PRC sets model for African e-commerce. From Egypt to South Africa, Chinese hi-tech firms such as Alibaba are leading the shift
Last year in Chengdu hundreds of ambassadors and counsellors represented 19 African nations met with the leaders of China’s technology sector for the first China-Africa E-commerce Industrial Development Forum. China is exporting e-commerce culture to Africa and African e-commerce market is booming.
Today, some of China’s largest tech giants are establishing basis in Africa’s still immature e-commerce market, and PRC hi-tech companies such as Alibaba, Tencent, Oppo, Xiaomi and more are leading African digitalization. Once again, Jack Ma kickstarted a number of preliminary initiatives aimed at sewing ties with promising African tech talent.
Last August, Alibaba’s founder launched a $10 million annual prize scheme for budding African business people, called the Netrepreneur Prize, which Ma hopes will foster hundreds of future tech leaders over the next decade. Each year candidates will pitch their business models and 10 finalists will receive a $1 million grant from the Jack Ma Foundation and mentoring from leaders in the industry. According to Jack Ma this prize “demonstrates our support of a next generation of young entrepreneurs across Africa that is paving the way for a better future and impart positive change in their communities.”
Emerging market where almost 300 million Africans have mobile wallets.
E-commerce is far from Africa’s largest earner, but the market is growing, and fast. Chinese companies are still dipping their toes into Africa and their seeking collaborations with Western firms and players too. Thus, Chinese giants such as Alibaba are hoping to emulate in Africa what they have rolled out in other emerging markets, such as Turkey and India, capitalising where the US players such as Amazon have shown less or no interest.
According to research site Statista, the industry was worth $16.5 billion in 2017 and is poised to hit $29 billion by 2022 as necessary infrastructure, such as mobile phone ownership, and household incomes continue to rise. By 2025, when half of Africans have internet access, this figure could be over $75 billion, say Mckinsey.
Data show how for companies already setting up shop, this growth is paying off. Alibaba, with 4.2 million customers on the continent, saw the value of transactions through its AliExpress portal almost quadruple in 2017, driven by hungry consumers in key markets such as South Africa, Nigeria, and Kenya. But China is doing more, it is exporting an e-commerce culture followed by its idea of “cashless” society. And consumers appreciate this change.

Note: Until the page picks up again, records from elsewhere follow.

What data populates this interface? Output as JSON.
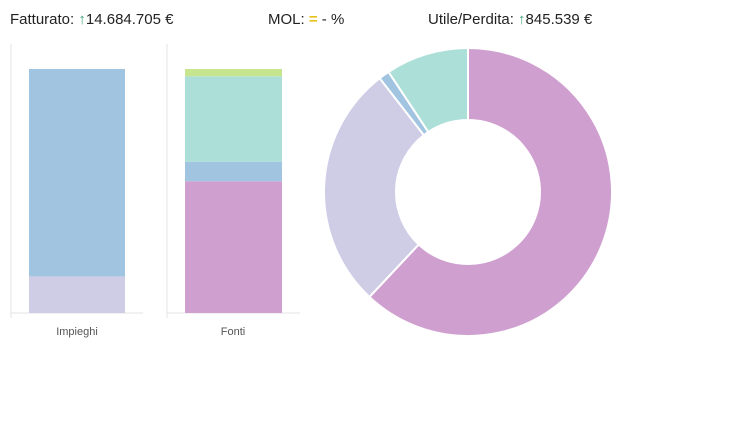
{
  "kpis": {
    "fatturato": {
      "label": "Fatturato:",
      "icon": "arrow-up-icon",
      "value": "14.684.705 €"
    },
    "mol": {
      "label": "MOL:",
      "icon": "equals-icon",
      "value": "- %"
    },
    "utile": {
      "label": "Utile/Perdita:",
      "icon": "arrow-up-icon",
      "value": "845.539 €"
    }
  },
  "colors": {
    "up": "#3aa57a",
    "equal": "#e8c21a"
  },
  "chart_data": [
    {
      "type": "bar",
      "stacked": true,
      "categories": [
        "Impieghi",
        "Fonti"
      ],
      "series": [
        {
          "color": "#cfcde6",
          "values": [
            15,
            0
          ]
        },
        {
          "color": "#a1c4e0",
          "values": [
            85,
            0
          ]
        }
      ],
      "fonti_segments": [
        {
          "color": "#cf9fcf",
          "value": 54
        },
        {
          "color": "#a1c4e0",
          "value": 8
        },
        {
          "color": "#abdfd8",
          "value": 35
        },
        {
          "color": "#c7e58f",
          "value": 3
        }
      ],
      "ylim": [
        0,
        100
      ],
      "grid": false
    },
    {
      "type": "pie",
      "donut": true,
      "slices": [
        {
          "color": "#cf9fcf",
          "value": 62
        },
        {
          "color": "#cfcde6",
          "value": 27.5
        },
        {
          "color": "#a1c4e0",
          "value": 1.2
        },
        {
          "color": "#abdfd8",
          "value": 9.3
        }
      ]
    }
  ]
}
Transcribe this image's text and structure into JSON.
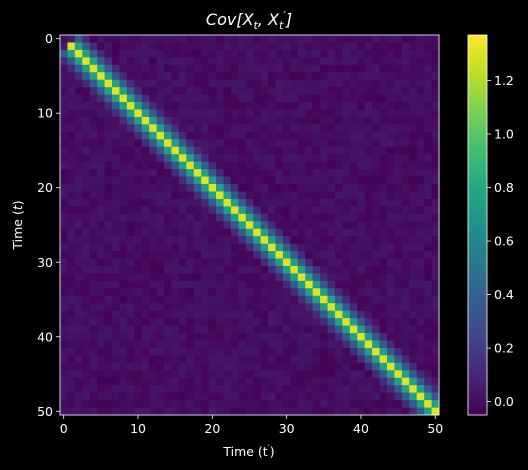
{
  "chart_data": {
    "type": "heatmap",
    "title_main": "Cov[X",
    "title_sub1": "t",
    "title_mid": ", X",
    "title_sub2": "t",
    "title_prime": "′",
    "title_end": "]",
    "xlabel_main": "Time (t",
    "xlabel_prime": "′",
    "xlabel_end": ")",
    "ylabel_main": "Time (",
    "ylabel_var": "t",
    "ylabel_end": ")",
    "xticks": [
      {
        "value": 0,
        "label": "0"
      },
      {
        "value": 10,
        "label": "10"
      },
      {
        "value": 20,
        "label": "20"
      },
      {
        "value": 30,
        "label": "30"
      },
      {
        "value": 40,
        "label": "40"
      },
      {
        "value": 50,
        "label": "50"
      }
    ],
    "yticks": [
      {
        "value": 0,
        "label": "0"
      },
      {
        "value": 10,
        "label": "10"
      },
      {
        "value": 20,
        "label": "20"
      },
      {
        "value": 30,
        "label": "30"
      },
      {
        "value": 40,
        "label": "40"
      },
      {
        "value": 50,
        "label": "50"
      }
    ],
    "x_range": [
      0,
      50
    ],
    "y_range": [
      0,
      50
    ],
    "colormap": "viridis",
    "color_range": [
      -0.05,
      1.37
    ],
    "colorbar_ticks": [
      {
        "value": 0.0,
        "label": "0.0"
      },
      {
        "value": 0.2,
        "label": "0.2"
      },
      {
        "value": 0.4,
        "label": "0.4"
      },
      {
        "value": 0.6,
        "label": "0.6"
      },
      {
        "value": 0.8,
        "label": "0.8"
      },
      {
        "value": 1.0,
        "label": "1.0"
      },
      {
        "value": 1.2,
        "label": "1.2"
      }
    ],
    "matrix_structure": {
      "size": 51,
      "diagonal_value": 1.3,
      "first_offdiagonal_value": 0.75,
      "second_offdiagonal_value": 0.35,
      "third_offdiagonal_value": 0.12,
      "background_value": 0.0,
      "diagonal_start": 1
    },
    "grid": false,
    "legend": "colorbar right"
  }
}
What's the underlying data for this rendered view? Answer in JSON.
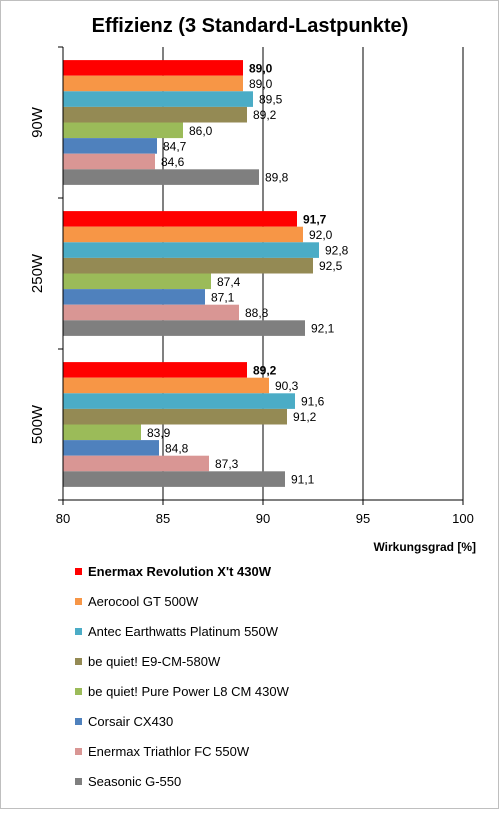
{
  "chart_data": {
    "type": "bar",
    "orientation": "horizontal",
    "title": "Effizienz (3 Standard-Lastpunkte)",
    "xlabel": "Wirkungsgrad [%]",
    "ylabel": "",
    "xlim": [
      80,
      100
    ],
    "xticks": [
      "80",
      "85",
      "90",
      "95",
      "100"
    ],
    "grid": true,
    "legend_position": "bottom",
    "categories": [
      "90W",
      "250W",
      "500W"
    ],
    "series": [
      {
        "name": "Enermax Revolution X't 430W",
        "color": "#ff0000",
        "bold": true,
        "values": [
          89.0,
          91.7,
          89.2
        ],
        "labels": [
          "89,0",
          "91,7",
          "89,2"
        ]
      },
      {
        "name": "Aerocool GT 500W",
        "color": "#f79646",
        "bold": false,
        "values": [
          89.0,
          92.0,
          90.3
        ],
        "labels": [
          "89,0",
          "92,0",
          "90,3"
        ]
      },
      {
        "name": "Antec Earthwatts Platinum 550W",
        "color": "#4bacc6",
        "bold": false,
        "values": [
          89.5,
          92.8,
          91.6
        ],
        "labels": [
          "89,5",
          "92,8",
          "91,6"
        ]
      },
      {
        "name": "be quiet! E9-CM-580W",
        "color": "#948a54",
        "bold": false,
        "values": [
          89.2,
          92.5,
          91.2
        ],
        "labels": [
          "89,2",
          "92,5",
          "91,2"
        ]
      },
      {
        "name": "be quiet! Pure Power L8 CM 430W",
        "color": "#9bbb59",
        "bold": false,
        "values": [
          86.0,
          87.4,
          83.9
        ],
        "labels": [
          "86,0",
          "87,4",
          "83,9"
        ]
      },
      {
        "name": "Corsair CX430",
        "color": "#4f81bd",
        "bold": false,
        "values": [
          84.7,
          87.1,
          84.8
        ],
        "labels": [
          "84,7",
          "87,1",
          "84,8"
        ]
      },
      {
        "name": "Enermax Triathlor FC 550W",
        "color": "#d99694",
        "bold": false,
        "values": [
          84.6,
          88.8,
          87.3
        ],
        "labels": [
          "84,6",
          "88,8",
          "87,3"
        ]
      },
      {
        "name": "Seasonic G-550",
        "color": "#7f7f7f",
        "bold": false,
        "values": [
          89.8,
          92.1,
          91.1
        ],
        "labels": [
          "89,8",
          "92,1",
          "91,1"
        ]
      }
    ]
  }
}
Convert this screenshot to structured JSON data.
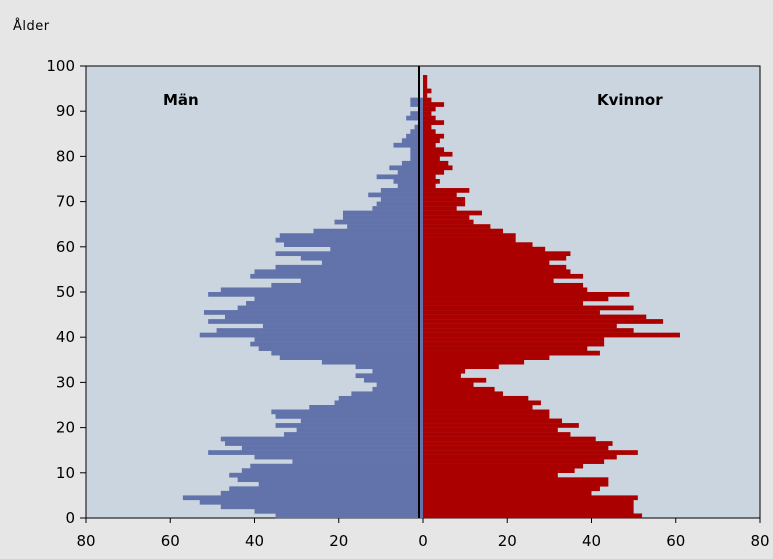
{
  "chart_data": {
    "type": "bar",
    "orientation": "horizontal",
    "title": "",
    "ylabel": "Ålder",
    "xlabel": "",
    "ylim": [
      0,
      100
    ],
    "xlim": [
      -80,
      80
    ],
    "x_ticks": [
      "80",
      "60",
      "40",
      "20",
      "0",
      "20",
      "40",
      "60",
      "80"
    ],
    "y_ticks": [
      "0",
      "10",
      "20",
      "30",
      "40",
      "50",
      "60",
      "70",
      "80",
      "90",
      "100"
    ],
    "grid": false,
    "background_color": "#cad5df",
    "ages": [
      0,
      1,
      2,
      3,
      4,
      5,
      6,
      7,
      8,
      9,
      10,
      11,
      12,
      13,
      14,
      15,
      16,
      17,
      18,
      19,
      20,
      21,
      22,
      23,
      24,
      25,
      26,
      27,
      28,
      29,
      30,
      31,
      32,
      33,
      34,
      35,
      36,
      37,
      38,
      39,
      40,
      41,
      42,
      43,
      44,
      45,
      46,
      47,
      48,
      49,
      50,
      51,
      52,
      53,
      54,
      55,
      56,
      57,
      58,
      59,
      60,
      61,
      62,
      63,
      64,
      65,
      66,
      67,
      68,
      69,
      70,
      71,
      72,
      73,
      74,
      75,
      76,
      77,
      78,
      79,
      80,
      81,
      82,
      83,
      84,
      85,
      86,
      87,
      88,
      89,
      90,
      91,
      92,
      93,
      94,
      95,
      96,
      97
    ],
    "series": [
      {
        "name": "Män",
        "side": "left",
        "color": "#6272aa",
        "values": [
          35,
          40,
          48,
          53,
          57,
          48,
          46,
          39,
          44,
          46,
          43,
          41,
          31,
          40,
          51,
          43,
          47,
          48,
          33,
          30,
          35,
          29,
          35,
          36,
          27,
          21,
          20,
          17,
          12,
          11,
          14,
          16,
          12,
          16,
          24,
          34,
          36,
          39,
          41,
          40,
          53,
          49,
          38,
          51,
          47,
          52,
          44,
          42,
          40,
          51,
          48,
          36,
          29,
          41,
          40,
          35,
          24,
          29,
          35,
          22,
          33,
          35,
          34,
          26,
          18,
          21,
          19,
          19,
          12,
          11,
          10,
          13,
          10,
          6,
          7,
          11,
          6,
          8,
          5,
          3,
          3,
          3,
          7,
          5,
          4,
          3,
          2,
          1,
          4,
          3,
          1,
          3,
          3,
          0,
          0,
          0,
          0,
          0
        ]
      },
      {
        "name": "Kvinnor",
        "side": "right",
        "color": "#aa0000",
        "values": [
          52,
          50,
          50,
          50,
          51,
          40,
          42,
          44,
          44,
          32,
          36,
          38,
          43,
          46,
          51,
          44,
          45,
          41,
          35,
          32,
          37,
          33,
          30,
          30,
          26,
          28,
          25,
          19,
          17,
          12,
          15,
          9,
          10,
          18,
          24,
          30,
          42,
          39,
          43,
          43,
          61,
          50,
          46,
          57,
          53,
          42,
          50,
          38,
          44,
          49,
          39,
          38,
          31,
          38,
          35,
          34,
          30,
          34,
          35,
          29,
          26,
          22,
          22,
          19,
          16,
          12,
          11,
          14,
          8,
          10,
          10,
          8,
          11,
          3,
          4,
          3,
          5,
          7,
          6,
          4,
          7,
          5,
          3,
          4,
          5,
          3,
          2,
          5,
          3,
          2,
          3,
          5,
          2,
          1,
          2,
          1,
          1,
          1
        ]
      }
    ]
  }
}
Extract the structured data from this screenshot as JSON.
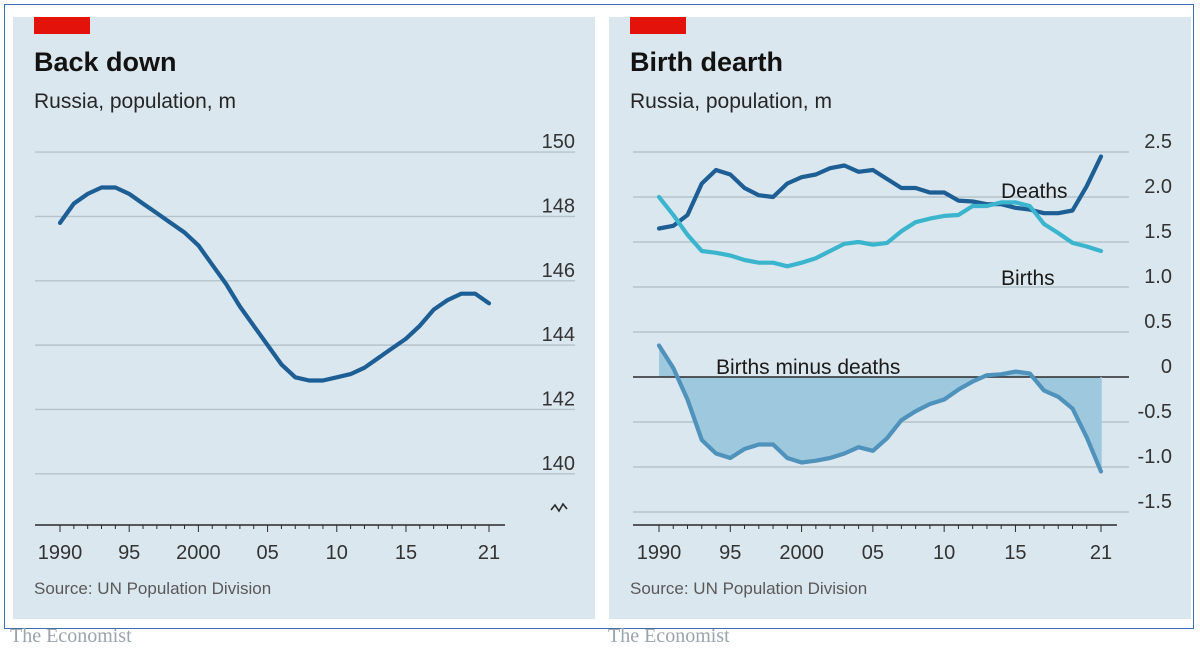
{
  "left": {
    "title": "Back down",
    "subtitle": "Russia, population, m",
    "source": "Source: UN Population Division",
    "brand": "The Economist"
  },
  "right": {
    "title": "Birth dearth",
    "subtitle": "Russia, population, m",
    "source": "Source: UN Population Division",
    "brand": "The Economist",
    "label_deaths": "Deaths",
    "label_births": "Births",
    "label_diff": "Births minus deaths"
  },
  "colors": {
    "dark_blue": "#1d5f95",
    "light_blue": "#3ab5cd",
    "area_fill": "#9ec8dd",
    "mid_blue": "#4f92bb",
    "red": "#e3120b"
  },
  "chart_data": [
    {
      "type": "line",
      "title": "Back down",
      "subtitle": "Russia, population, m",
      "y_axis_side": "right",
      "ylim": [
        139,
        150.5
      ],
      "y_ticks": [
        140,
        142,
        144,
        146,
        148,
        150
      ],
      "y_tick_labels": [
        "140",
        "142",
        "144",
        "146",
        "148",
        "150"
      ],
      "x_ticks": [
        1990,
        1995,
        2000,
        2005,
        2010,
        2015,
        2021
      ],
      "x_tick_labels": [
        "1990",
        "95",
        "2000",
        "05",
        "10",
        "15",
        "21"
      ],
      "grid": true,
      "axis_break": true,
      "series": [
        {
          "color": "#1d5f95",
          "x": [
            1990,
            1991,
            1992,
            1993,
            1994,
            1995,
            1996,
            1997,
            1998,
            1999,
            2000,
            2001,
            2002,
            2003,
            2004,
            2005,
            2006,
            2007,
            2008,
            2009,
            2010,
            2011,
            2012,
            2013,
            2014,
            2015,
            2016,
            2017,
            2018,
            2019,
            2020,
            2021
          ],
          "values": [
            147.8,
            148.4,
            148.7,
            148.9,
            148.9,
            148.7,
            148.4,
            148.1,
            147.8,
            147.5,
            147.1,
            146.5,
            145.9,
            145.2,
            144.6,
            144.0,
            143.4,
            143.0,
            142.9,
            142.9,
            143.0,
            143.1,
            143.3,
            143.6,
            143.9,
            144.2,
            144.6,
            145.1,
            145.4,
            145.6,
            145.6,
            145.3
          ]
        }
      ]
    },
    {
      "type": "line",
      "title": "Birth dearth",
      "subtitle": "Russia, population, m",
      "y_axis_side": "right",
      "ylim": [
        -1.5,
        2.5
      ],
      "y_ticks": [
        -1.5,
        -1.0,
        -0.5,
        0,
        0.5,
        1.0,
        1.5,
        2.0,
        2.5
      ],
      "y_tick_labels": [
        "-1.5",
        "-1.0",
        "-0.5",
        "0",
        "0.5",
        "1.0",
        "1.5",
        "2.0",
        "2.5"
      ],
      "x_ticks": [
        1990,
        1995,
        2000,
        2005,
        2010,
        2015,
        2021
      ],
      "x_tick_labels": [
        "1990",
        "95",
        "2000",
        "05",
        "10",
        "15",
        "21"
      ],
      "grid": true,
      "series": [
        {
          "name": "Deaths",
          "color": "#1d5f95",
          "x": [
            1990,
            1991,
            1992,
            1993,
            1994,
            1995,
            1996,
            1997,
            1998,
            1999,
            2000,
            2001,
            2002,
            2003,
            2004,
            2005,
            2006,
            2007,
            2008,
            2009,
            2010,
            2011,
            2012,
            2013,
            2014,
            2015,
            2016,
            2017,
            2018,
            2019,
            2020,
            2021
          ],
          "values": [
            1.65,
            1.68,
            1.8,
            2.15,
            2.3,
            2.25,
            2.1,
            2.02,
            2.0,
            2.15,
            2.22,
            2.25,
            2.32,
            2.35,
            2.28,
            2.3,
            2.2,
            2.1,
            2.1,
            2.05,
            2.05,
            1.96,
            1.95,
            1.92,
            1.92,
            1.88,
            1.86,
            1.82,
            1.82,
            1.85,
            2.12,
            2.45
          ]
        },
        {
          "name": "Births",
          "color": "#3ab5cd",
          "x": [
            1990,
            1991,
            1992,
            1993,
            1994,
            1995,
            1996,
            1997,
            1998,
            1999,
            2000,
            2001,
            2002,
            2003,
            2004,
            2005,
            2006,
            2007,
            2008,
            2009,
            2010,
            2011,
            2012,
            2013,
            2014,
            2015,
            2016,
            2017,
            2018,
            2019,
            2020,
            2021
          ],
          "values": [
            2.0,
            1.8,
            1.58,
            1.4,
            1.38,
            1.35,
            1.3,
            1.27,
            1.27,
            1.23,
            1.27,
            1.32,
            1.4,
            1.48,
            1.5,
            1.47,
            1.49,
            1.62,
            1.72,
            1.76,
            1.79,
            1.8,
            1.9,
            1.9,
            1.94,
            1.94,
            1.9,
            1.7,
            1.6,
            1.49,
            1.45,
            1.4
          ]
        },
        {
          "name": "Births minus deaths",
          "type": "area",
          "color": "#4f92bb",
          "fill": "#9ec8dd",
          "x": [
            1990,
            1991,
            1992,
            1993,
            1994,
            1995,
            1996,
            1997,
            1998,
            1999,
            2000,
            2001,
            2002,
            2003,
            2004,
            2005,
            2006,
            2007,
            2008,
            2009,
            2010,
            2011,
            2012,
            2013,
            2014,
            2015,
            2016,
            2017,
            2018,
            2019,
            2020,
            2021
          ],
          "values": [
            0.35,
            0.1,
            -0.25,
            -0.7,
            -0.85,
            -0.9,
            -0.8,
            -0.75,
            -0.75,
            -0.9,
            -0.95,
            -0.93,
            -0.9,
            -0.85,
            -0.78,
            -0.82,
            -0.68,
            -0.48,
            -0.38,
            -0.3,
            -0.25,
            -0.14,
            -0.05,
            0.02,
            0.03,
            0.06,
            0.04,
            -0.15,
            -0.22,
            -0.35,
            -0.67,
            -1.05
          ]
        }
      ]
    }
  ]
}
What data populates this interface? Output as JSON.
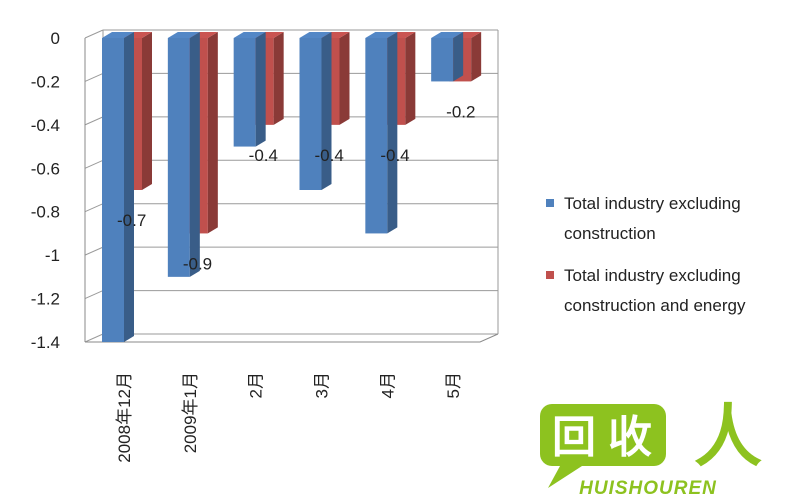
{
  "chart_data": {
    "type": "bar",
    "categories": [
      "2008年12月",
      "2009年1月",
      "2月",
      "3月",
      "4月",
      "5月"
    ],
    "series": [
      {
        "name": "Total industry excluding construction",
        "values": [
          -1.4,
          -1.1,
          -0.5,
          -0.7,
          -0.9,
          -0.2
        ],
        "color": "#4f81bd"
      },
      {
        "name": "Total industry excluding construction and energy",
        "values": [
          -0.7,
          -0.9,
          -0.4,
          -0.4,
          -0.4,
          -0.2
        ],
        "color": "#c0504d"
      }
    ],
    "data_labels": [
      "-0.7",
      "-0.9",
      "-0.4",
      "-0.4",
      "-0.4",
      "-0.2"
    ],
    "yticks": [
      "0",
      "-0.2",
      "-0.4",
      "-0.6",
      "-0.8",
      "-1",
      "-1.2",
      "-1.4"
    ],
    "ylim": [
      -1.4,
      0
    ],
    "grid": true,
    "legend": {
      "position": "right",
      "entries": [
        [
          "Total industry excluding",
          "construction"
        ],
        [
          "Total industry excluding",
          "construction and energy"
        ]
      ]
    },
    "title": "",
    "xlabel": "",
    "ylabel": ""
  },
  "watermark": {
    "text": "HUISHOUREN",
    "logo_chars": "回收人",
    "color": "#8dc21f"
  }
}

China may also offer a model and inspiration for less developed economies. Africa already has familiarity with ideas like mobile payments and more than 300 million people have e-wallet.
For example, one of the largest service providers, Kenya’s SimbaPay, recently launched a service piggy-backing on China’s WeChat messenger, allowing money to be transferred cheaply and easily between merchants in Africa and China both using the app. Furthermore, homegrown platforms such as Kilimall or Nigeria’s Jumia, both of which have operations in several countries and stock goods from China, reflect the appetite both among customers and local entrepreneurs.
Disrupt Africa, a platform for African startups, says there are currently close to 300 e-commerce ventures across the 54 countries, all trying to get in on the activity. The key step now, experts say, is for Chinese firms to tailor services to local African markets. As a diverse continent composed of different nations, languages, and subcultures, this will be no mean feat. But the mobile phone revolution in Africa driven by Chinese brands sets a good precedent.
China is testing the water, PRC hi-tech know exactly how to deal a developing market such as the African one.
Online platforms are helping Africa’s growing middle class to bypass traditional, often more costly, retail channels and ease access to global markets for African producers. But China is still testing the water. China is Testing the water, PRC hi-tech know exactly how to deal those challenges concerning a developing market such as the African one.
And China sets model for Africa e-commerce. China, whose digital economy has experienced massive growth over the last decade, stands as a good model for Africa as the continent moves toward enhancing its engagement in e-commerce and the evolving digital economy.
Beijing often argued how today we see in Africa what the world saw in China a generation ago. But China’s growth has been aided by its ability to absorb new technologies and leapfrog stages of development. Will this be Africa’s path?